Die Zahl der sogenannten aktiven Kunden brach im zweiten Quartal gegenüber dem Vorjahreszeitraum um fast neun Prozent auf 7,3 Millionen ein, wie der MDax-Konzern am Donnerstag mitteilte. Als aktive Kunden zählt Hellofresh alle, die mindestens eine Kochbox innerhalb der letzten drei Monate bestellt haben, egal ob zum vollen oder reduzierten Preis oder gar kostenfrei. Die Zahl der Bestellungen ging um sieben Prozent auf 30 Millionen zurück.

Dank einer strikten Kostenkontrolle steigerte der Kochboxenlieferant allerdings den operativen Gewinn merklich. Das um Sondereffekte bereinigte Ergebnis vor Zinsen, Steuern und Abschreibungen (Ebitda) kletterte um fast ein Drittel auf knapp 192 Millionen Euro. Kritiker in der Branche monieren, dass Essenslieferdienste weniger Geld für die Neukundengenerierung ausgeben, da ohnehin die Nachfrage fehle. Der Umsatz ging infolge eines schwächeren Kundeninteresses leicht auf 1,92 Milliarden Euro zurück.

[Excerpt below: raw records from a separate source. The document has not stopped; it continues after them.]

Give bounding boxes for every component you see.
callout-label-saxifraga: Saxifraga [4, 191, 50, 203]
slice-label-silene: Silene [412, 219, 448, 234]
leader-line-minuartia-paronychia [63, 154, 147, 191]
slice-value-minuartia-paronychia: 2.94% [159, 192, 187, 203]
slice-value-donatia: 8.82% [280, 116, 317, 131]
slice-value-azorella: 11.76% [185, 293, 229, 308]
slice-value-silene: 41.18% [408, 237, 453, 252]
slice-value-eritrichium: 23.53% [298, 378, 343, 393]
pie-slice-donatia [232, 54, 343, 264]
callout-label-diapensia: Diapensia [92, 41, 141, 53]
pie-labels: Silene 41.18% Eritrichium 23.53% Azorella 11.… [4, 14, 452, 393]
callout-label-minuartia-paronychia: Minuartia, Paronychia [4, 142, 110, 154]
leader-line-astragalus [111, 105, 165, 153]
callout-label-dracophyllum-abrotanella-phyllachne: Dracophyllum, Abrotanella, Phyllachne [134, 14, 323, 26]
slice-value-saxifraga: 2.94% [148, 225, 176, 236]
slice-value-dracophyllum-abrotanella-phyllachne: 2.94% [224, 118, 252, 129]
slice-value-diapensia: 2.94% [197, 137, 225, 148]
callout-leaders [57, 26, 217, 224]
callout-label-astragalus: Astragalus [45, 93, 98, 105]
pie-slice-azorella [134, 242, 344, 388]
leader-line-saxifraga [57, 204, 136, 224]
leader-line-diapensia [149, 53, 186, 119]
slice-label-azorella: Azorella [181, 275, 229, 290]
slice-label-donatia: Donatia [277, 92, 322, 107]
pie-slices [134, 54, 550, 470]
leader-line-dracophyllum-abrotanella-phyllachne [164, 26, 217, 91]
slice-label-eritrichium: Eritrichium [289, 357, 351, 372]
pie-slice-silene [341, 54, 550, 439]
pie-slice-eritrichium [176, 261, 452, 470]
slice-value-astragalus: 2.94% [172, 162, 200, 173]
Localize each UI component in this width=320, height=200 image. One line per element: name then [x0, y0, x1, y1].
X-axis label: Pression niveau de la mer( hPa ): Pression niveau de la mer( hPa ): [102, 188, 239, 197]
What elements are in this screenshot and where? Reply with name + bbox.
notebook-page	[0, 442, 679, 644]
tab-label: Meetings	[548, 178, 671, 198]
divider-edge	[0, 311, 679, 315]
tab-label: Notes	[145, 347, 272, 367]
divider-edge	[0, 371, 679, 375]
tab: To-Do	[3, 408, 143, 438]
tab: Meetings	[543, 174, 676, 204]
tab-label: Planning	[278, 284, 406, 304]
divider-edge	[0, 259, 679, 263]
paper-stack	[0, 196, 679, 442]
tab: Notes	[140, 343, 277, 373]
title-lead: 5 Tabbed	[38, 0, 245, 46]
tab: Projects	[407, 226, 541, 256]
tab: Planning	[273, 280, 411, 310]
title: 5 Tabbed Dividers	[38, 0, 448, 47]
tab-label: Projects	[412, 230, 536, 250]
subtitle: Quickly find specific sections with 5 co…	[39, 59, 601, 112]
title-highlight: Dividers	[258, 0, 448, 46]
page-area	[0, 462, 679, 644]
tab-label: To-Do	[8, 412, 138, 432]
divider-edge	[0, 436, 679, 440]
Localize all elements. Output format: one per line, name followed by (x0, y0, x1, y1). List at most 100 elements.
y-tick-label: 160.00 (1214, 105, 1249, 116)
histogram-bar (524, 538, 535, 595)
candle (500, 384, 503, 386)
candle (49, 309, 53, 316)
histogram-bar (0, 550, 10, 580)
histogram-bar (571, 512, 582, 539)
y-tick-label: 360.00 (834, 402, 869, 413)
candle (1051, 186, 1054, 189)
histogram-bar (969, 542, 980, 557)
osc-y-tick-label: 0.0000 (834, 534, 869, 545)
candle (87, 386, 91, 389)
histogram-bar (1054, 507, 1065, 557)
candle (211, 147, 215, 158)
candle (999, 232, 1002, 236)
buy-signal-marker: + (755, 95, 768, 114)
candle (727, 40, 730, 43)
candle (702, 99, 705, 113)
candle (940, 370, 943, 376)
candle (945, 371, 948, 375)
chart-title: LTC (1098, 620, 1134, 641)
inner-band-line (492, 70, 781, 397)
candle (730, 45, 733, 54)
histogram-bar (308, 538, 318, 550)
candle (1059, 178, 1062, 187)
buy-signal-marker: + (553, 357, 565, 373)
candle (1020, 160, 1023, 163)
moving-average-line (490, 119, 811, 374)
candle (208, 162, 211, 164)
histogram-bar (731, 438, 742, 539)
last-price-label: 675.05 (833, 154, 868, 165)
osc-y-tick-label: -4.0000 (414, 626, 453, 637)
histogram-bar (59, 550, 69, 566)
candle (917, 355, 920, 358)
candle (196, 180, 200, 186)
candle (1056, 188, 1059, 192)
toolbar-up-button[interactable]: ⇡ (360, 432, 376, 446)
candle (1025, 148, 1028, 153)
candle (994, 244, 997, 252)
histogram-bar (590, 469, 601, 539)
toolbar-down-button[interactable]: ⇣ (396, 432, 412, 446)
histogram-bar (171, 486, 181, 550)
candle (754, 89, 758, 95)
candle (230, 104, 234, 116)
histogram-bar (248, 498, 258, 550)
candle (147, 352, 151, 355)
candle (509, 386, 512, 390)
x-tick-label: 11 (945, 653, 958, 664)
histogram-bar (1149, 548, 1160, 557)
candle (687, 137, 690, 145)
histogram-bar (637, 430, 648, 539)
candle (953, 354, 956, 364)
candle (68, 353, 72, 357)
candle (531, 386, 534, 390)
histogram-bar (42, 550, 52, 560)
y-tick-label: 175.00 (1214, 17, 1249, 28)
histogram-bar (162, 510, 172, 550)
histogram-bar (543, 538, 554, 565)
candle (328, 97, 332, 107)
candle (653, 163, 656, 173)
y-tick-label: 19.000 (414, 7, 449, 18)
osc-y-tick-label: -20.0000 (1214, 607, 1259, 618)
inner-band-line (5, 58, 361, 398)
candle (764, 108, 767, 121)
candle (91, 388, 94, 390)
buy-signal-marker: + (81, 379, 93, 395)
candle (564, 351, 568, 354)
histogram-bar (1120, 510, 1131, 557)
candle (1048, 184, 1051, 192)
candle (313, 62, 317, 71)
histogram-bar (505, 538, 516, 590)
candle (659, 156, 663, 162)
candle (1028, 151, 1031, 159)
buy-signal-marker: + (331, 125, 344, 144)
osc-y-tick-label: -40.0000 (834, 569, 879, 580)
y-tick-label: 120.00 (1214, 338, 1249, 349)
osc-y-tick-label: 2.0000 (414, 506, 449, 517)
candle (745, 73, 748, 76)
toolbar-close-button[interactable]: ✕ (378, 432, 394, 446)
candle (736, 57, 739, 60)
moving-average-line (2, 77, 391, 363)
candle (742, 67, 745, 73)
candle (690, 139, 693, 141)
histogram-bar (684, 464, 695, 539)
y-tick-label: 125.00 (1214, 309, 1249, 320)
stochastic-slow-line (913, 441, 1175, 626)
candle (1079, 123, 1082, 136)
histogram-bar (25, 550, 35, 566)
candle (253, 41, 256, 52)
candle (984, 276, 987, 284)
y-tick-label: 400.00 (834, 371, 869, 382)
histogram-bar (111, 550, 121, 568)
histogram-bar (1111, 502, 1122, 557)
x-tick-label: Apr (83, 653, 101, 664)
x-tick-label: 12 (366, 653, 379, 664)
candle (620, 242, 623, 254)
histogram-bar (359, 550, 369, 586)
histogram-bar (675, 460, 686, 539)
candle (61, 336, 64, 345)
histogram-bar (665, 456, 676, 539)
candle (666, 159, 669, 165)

Währungsbereinigt wäre der Konzernerlös in etwa stabil geblieben. Mit den Zahlen bestätigte Hellofresh seine vorläufigen Erkenntnisse von Mitte Juli.

Die damals angepassten Jahresziele bestätigte Konzernchef Dominik Richter. Währungsbereinigt soll der Umsatz 2023 nun um zwei bis acht Prozent steigen. Im Vorjahr hatte Hellofresh 7,6 Milliarden Euro erlöst. Als bereinigtes Betriebsergebnis (Ebitda) sollen 470 bis 540 Millionen Euro erwirtschaftet werden. Nur im schlechtesten Szenario würde das Unternehmen damit operativ weniger verdienen als im Jahr zuvor. Hoffnung setzt Richter vor allem auf das zweite Halbjahr, in dem sich das Wachstum durch größere Produktionskapazitäten wieder beschleunigen soll. (dpa)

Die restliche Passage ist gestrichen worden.